Barrasso's move comes as Republicans, some Democrats and Central and Eastern European nations are calling on the Department of Energy to expedite decisions on natural gas exports to weaken Russia's grip on the region's energy supplies.
"As long as Ukraine and our NATO allies are overly dependent on Russian gas, [Russian President] Vladimir Putin will be able to hold them and their economies hostage. Congress should respond by giving Ukraine as well as our NATO allies an alternative supply of natural gas -- just as the ambassadors of Poland, Hungary, the Czech Republic and Slovakia called for on Thursday," Barrasso said Monday.
Officials from those nations wrote to House Speaker John Boehner, R-Ohio, that the region depends on Russia for anywhere between 70 and 100 percent of its natural gas imports. Such reliance has allowed Russia to use its energy as a geopolitical and diplomatic tool, the officials said.
"[T]he region is more vulnerable to energy security risks than most of the European countries.

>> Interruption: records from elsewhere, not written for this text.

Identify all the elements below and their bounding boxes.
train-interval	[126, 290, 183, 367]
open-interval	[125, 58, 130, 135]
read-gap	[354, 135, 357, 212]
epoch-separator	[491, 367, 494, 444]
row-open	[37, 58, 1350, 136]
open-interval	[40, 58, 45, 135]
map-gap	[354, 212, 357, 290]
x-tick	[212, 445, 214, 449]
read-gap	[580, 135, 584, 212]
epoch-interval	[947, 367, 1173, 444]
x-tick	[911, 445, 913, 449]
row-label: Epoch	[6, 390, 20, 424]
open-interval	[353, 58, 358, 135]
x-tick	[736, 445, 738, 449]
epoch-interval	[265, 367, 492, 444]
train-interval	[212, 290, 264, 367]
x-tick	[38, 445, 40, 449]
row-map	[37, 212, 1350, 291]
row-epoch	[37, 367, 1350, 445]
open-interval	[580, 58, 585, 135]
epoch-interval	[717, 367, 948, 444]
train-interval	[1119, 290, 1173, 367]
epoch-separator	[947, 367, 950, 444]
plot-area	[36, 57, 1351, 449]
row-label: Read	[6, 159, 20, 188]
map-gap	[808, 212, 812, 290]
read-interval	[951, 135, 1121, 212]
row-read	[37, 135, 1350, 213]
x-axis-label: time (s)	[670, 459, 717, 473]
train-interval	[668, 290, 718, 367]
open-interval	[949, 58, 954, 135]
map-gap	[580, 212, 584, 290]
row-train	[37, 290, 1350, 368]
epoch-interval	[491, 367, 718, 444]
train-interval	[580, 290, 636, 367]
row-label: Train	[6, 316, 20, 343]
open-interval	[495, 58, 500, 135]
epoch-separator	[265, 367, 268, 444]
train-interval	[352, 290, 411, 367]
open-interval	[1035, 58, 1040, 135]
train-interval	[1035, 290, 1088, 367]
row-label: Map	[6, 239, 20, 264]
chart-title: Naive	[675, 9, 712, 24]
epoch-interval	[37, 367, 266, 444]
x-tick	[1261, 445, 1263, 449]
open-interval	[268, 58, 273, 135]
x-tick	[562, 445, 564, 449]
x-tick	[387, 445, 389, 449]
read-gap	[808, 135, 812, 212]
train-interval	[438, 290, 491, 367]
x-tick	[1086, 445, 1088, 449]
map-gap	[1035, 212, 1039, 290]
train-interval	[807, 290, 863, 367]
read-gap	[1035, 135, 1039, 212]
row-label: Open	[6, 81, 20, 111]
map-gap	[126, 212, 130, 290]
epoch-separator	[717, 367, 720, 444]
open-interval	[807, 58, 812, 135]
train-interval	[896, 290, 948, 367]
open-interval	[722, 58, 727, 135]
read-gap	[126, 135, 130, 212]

It is not hard to see that energy security remains to be a critical aspect of the region's geostrategic stability and independence," the officials wrote.
Republicans have slammed the Obama administration for the pace of natural gas export approvals to nations that lack a free-trade agreement with the United States. The DOE, which must find such shipments to be in the public interest, has given the green light to six projects and has 24 waiting.
Still, the U.S. doesn't have any export terminals for sending natural gas to Europe, or anywhere else -- the earliest is scheduled to go online in 2015, with the next wave coming in 2017.
Even then, Ukraine doesn't have any facilities to convert natural gas from its liquefied, tanker-carried form into energy it can burn. And it likely won't be economical to buy from U.S. suppliers, experts have warned, noting that most of the nation's natural gas is likely heading to Asia because the cost spread is greatest.
But Republicans and export proponents in the business community say faster DOE approval would send a signal to Putin that his days of using energy as a diplomatic stick are numbered.
The House Energy and Commerce Committee is looking to move legislation from Rep. Cory Gardner, R-Colo., that would require immediate approval of completed applications for natural gas export terminals on file at the Energy Department. The committee's Republicans see the measure as a way to potentially buoy Central and Eastern Europe against Russian dominance of the region's energy market.
"By allowing more exports of [liquefied natural gas], not only are we going to create those new jobs, but we're going to ease the pressure on nations that have to be reliant on nations like Russia for their energy supplies," Gardner said on Fox Business Network's "Varney & Co."